Als die Temperaturen in Deutschland Mitte Dezember deutlich unter die langjährigen Mittelwerte rutschten, stieg die Nervosität der Händler. Zumal eine länger anhaltende Kälteperiode prognostiziert wurde. Die Speicher in Deutschland waren noch zu 58 Prozent gefüllt, ein historisch schlechter Füllstand zu diesem Zeitpunkt im Jahr. Eine Reihe von Speichern, unter anderem in Süddeutschland, war noch deutlich schlechter befüllt. Aus Sicht des Marktgebietsverantwortlichen THE war die Situation so kritisch, dass er sich in einer Sonderausschreibung des Regelenergieproduktes „Long-Term Options“ für Februar Zugriff auf 5.000 MW Speicherkapazität in Süddeutschland gesichert hat.

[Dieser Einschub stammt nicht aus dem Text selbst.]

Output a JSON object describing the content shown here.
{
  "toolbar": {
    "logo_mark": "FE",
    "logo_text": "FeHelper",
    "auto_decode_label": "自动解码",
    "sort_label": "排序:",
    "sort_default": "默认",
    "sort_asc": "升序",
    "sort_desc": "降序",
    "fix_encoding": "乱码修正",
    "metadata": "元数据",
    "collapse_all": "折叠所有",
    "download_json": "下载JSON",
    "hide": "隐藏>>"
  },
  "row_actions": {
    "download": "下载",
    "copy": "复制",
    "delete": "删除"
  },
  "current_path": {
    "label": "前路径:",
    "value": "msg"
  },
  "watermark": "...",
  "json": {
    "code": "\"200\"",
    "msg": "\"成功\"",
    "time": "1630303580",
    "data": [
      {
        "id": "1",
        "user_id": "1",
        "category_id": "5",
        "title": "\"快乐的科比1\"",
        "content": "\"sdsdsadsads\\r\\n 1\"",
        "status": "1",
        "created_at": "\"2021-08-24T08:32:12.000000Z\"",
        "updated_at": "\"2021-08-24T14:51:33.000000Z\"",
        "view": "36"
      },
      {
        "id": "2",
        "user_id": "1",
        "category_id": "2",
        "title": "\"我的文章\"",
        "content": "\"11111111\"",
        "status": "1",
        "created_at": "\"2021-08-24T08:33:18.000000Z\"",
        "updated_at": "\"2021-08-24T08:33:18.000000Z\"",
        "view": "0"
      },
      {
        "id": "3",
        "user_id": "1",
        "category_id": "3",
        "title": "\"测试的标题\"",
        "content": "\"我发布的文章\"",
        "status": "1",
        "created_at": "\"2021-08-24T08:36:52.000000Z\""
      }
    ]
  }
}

Entwicklung der Gaspreise am THE VHP (bis 30.9.2021 NCG VP). Quelle: THE / NCG

Diese Gemengelage führt nicht nur zu steigenden Gaspreisen sowohl bei Industrie- als auch bei Haushaltskunden, sondern auch zu Verwerfungen im Gasvertrieb. Dies macht auch die Abschätzung der zukünftigen Preis- und Marktentwicklung schwierig. Mittlerweile sind wie gesehen eine ganze Reihe vor allem kleinerer Anbieter insolvent oder haben die Belieferung von Kunden kurzfristig eingestellt. Die Zahl der Anbieter für neue Verträge ist deutlich gesunken, da die Preiskalkulation angesichts der starken Preis­veränderungen extrem herausfordernd geworden ist. Industriekunden sind schon froh, wenn sie überhaupt mehr als einen potenziellen Anbieter finden. Im Haushaltskundensegment ist in vielen Netzgebieten der örtliche Grundversorgungstarif zum preiswertesten Angebot geworden. Da dieser Tarif auf Basis einer längerfristigen Beschaffungsstrategie kalkuliert wurde, halten sich die Preissteigerungen in dem Bereich in Grenzen. Allerdings reichen die beschafften Mengen nicht, da die Zahl der Kunden in der Grundversorgung durch die Einstellung der Belieferung von anderen Anbietern deutlich steigt. Versorger haben darauf mit einer Splittung des Tarifs für „Alt“- und „Neu“-Kunden reagiert. 41 Prozent der vom Verband Kommunaler Unternehmen (VKU) befragten Grundversorger haben zu dieser Maßnahme gegriffen, berichtet die Zeitung für Kommunale Wirtschaft.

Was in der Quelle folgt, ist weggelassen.